One of the weight loss medication approved by FDA is Qsymia. However, the access to use this drug is limited since one of the drugs in its ingredient, topiramate, can cause severe birth defects in pregnant women.

5. Lipase inhibitors

Lipase inhibitors can cause rare liver injury. Thus, you might be aware of the signs of liver disease which include yellow skin or eyes (jaundice), itching, loss of appetite, brown-colored urine, tar-colored stools, and stomach pain.

6. Stimulant weight loss drugs

These drugs are associated with withdrawal effects, dry mouth, restlessness, constipation, and insomnia.

7. Appetite suppressants (Anorexiants)

Anorexiants have many side effects including insomnia, nervousness, increased heart rate and blood pressure, headache, blurred vision, and restlessness.

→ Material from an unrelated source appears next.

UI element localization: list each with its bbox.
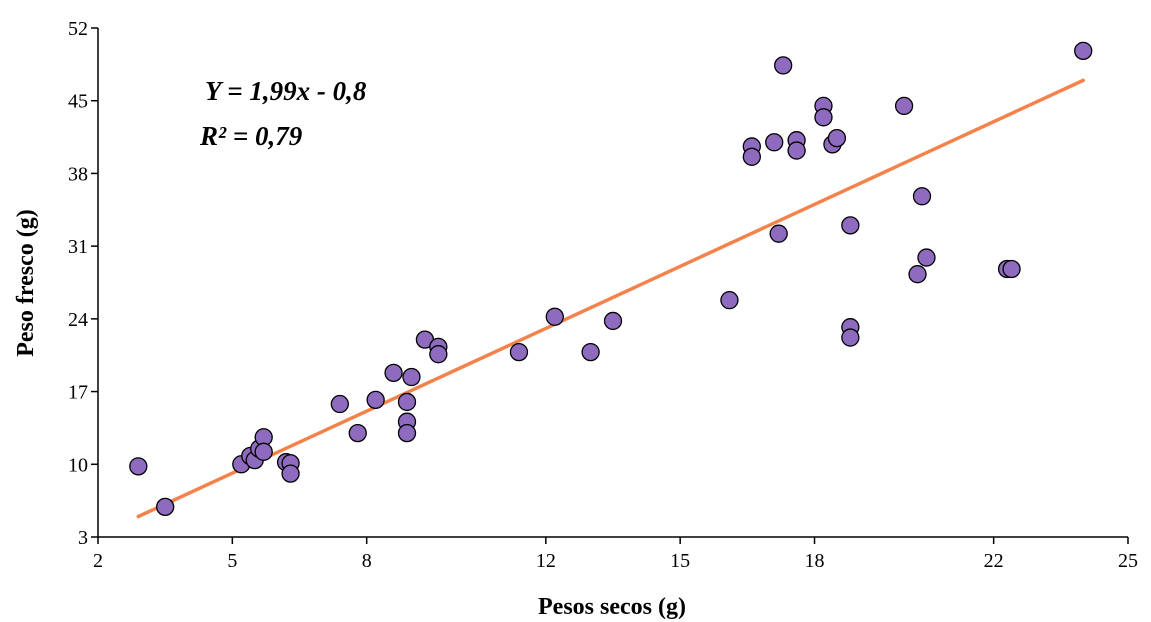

The long-term use can lead to abuse, dependence, and withdrawal. Some reports show that some people experience stomach side effects, including nausea or vomiting, dry mouth, and constipation.

There are many other kinds of drugs used in weight loss or diet pills and most of them have their own side effects. Thus, it is recommended that you choose the natural way to lose weight to avoid those dangerous side effects.